Judge Grants Motion for Judgment From Defendant Accused of Mis-Identifying Creditor in Letter

A District Court judge in New York has granted a defendant’s motion for judgment on the pleadings after it was sued for allegedly violating the Fair Debt Collection Practices Act by identifying different creditors in two separate collection letters.

A copy of the ruling in the case of Olson v. Enhanced Recovery Co., can be accessed by clicking here.

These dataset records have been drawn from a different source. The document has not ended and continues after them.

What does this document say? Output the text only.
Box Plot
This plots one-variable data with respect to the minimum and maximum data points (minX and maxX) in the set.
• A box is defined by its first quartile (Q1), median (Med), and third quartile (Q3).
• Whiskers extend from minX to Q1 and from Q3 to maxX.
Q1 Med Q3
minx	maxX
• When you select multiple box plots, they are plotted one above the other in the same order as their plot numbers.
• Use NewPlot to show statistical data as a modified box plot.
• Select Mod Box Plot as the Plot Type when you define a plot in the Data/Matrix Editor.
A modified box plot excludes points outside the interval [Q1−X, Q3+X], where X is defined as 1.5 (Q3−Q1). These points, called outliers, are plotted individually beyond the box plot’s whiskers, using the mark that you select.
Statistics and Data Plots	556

The plaintiff received two collection letters about 40 days apart from one another in an attempt to collect on a retail credit card debt. The first letter included the following identifying information at the top of the page:

Creditor: Kohl’s Department Stores, Inc.
Original Balance: $1,224.33
Original Creditor: Capital One, N.A.
Interest Accrued: N/A
Re: Your Kohl’s Credit Card Account: XXXXXXXX6652
Non-interest Charges & Fees: N/A
Amount of Debt: $1,224.33
Payments: -$0.00
Reference Number: XXXXXXXXX
Settlement Amount: $612.17

The second letter changed the information around slightly.

Creditor: Capital One, N.A.
Original Balance: $1,224.33
Original Creditor: Capital One, N.A.
Interest Accrued: N/A
Re: Your Kohl’s Credit Card Account: XXXXXXXX6652
Non-interest Charges & Fees: N/A
Amount of Debt: $1,224.33
Payments: -$0.00
Reference Number: XXXXXXXXX
Settlement Amount: $612.17

The plaintiff filed suit, alleging the two letters violated Sections 1692g(b) and 1692e(2)(A) and/or 1692e(10) of the FDCPA because Kohl’s should not have been listed as a creditor in the first letter. By changing the name of the creditor in the first letter, the plaintiff argued, the defendant admitted it had made a mistake in the first letter.

Looking at a similar case — Bryan v. Credit Control, LLC — in which Kohl’s was identified as the debt collector’s “Client” in a collection letter, with Chase Bank being identified as the “Original Credit Grantor” a Magistrate Judge found no violation of the FDCPA Kohl’s qualified as a creditor under the statute since it was “the entity offering credit accounts to its customers, including Plaintiff, and. . . facilitating the incurrence of monetary obligations through transactions by consumers exclusively at its stores. Moreover, Kohl’s is responsible for collecting the monies owed as a result of the debts it creates.”

By ruling that Kohl’s was a creditor — at least for the purposes of the FDCPA — the first letter did not violate the statute. And since the second letter was not an initial communication with the plaintiff, there is no “obligation to disclose the creditor’s name” in a subsequent dunning letter, said Judge Sanra Feuerstein of the District Court for the Eastern District of New York.

“Nor is the inconsistent labeling of the ‘Creditor’ in the two Letters misleading given both Letters contain the same salient information regarding Kohl’s,” Judge Feuerstein wrote. “Any technical violation of § 1692e is ameliorated by the inclusion of the Kohl’s information, which eviscerates the potential for the least sophisticated consumer to be frustrated in her ability to intelligently choose her response to said Letters; hence such violation is immaterial.”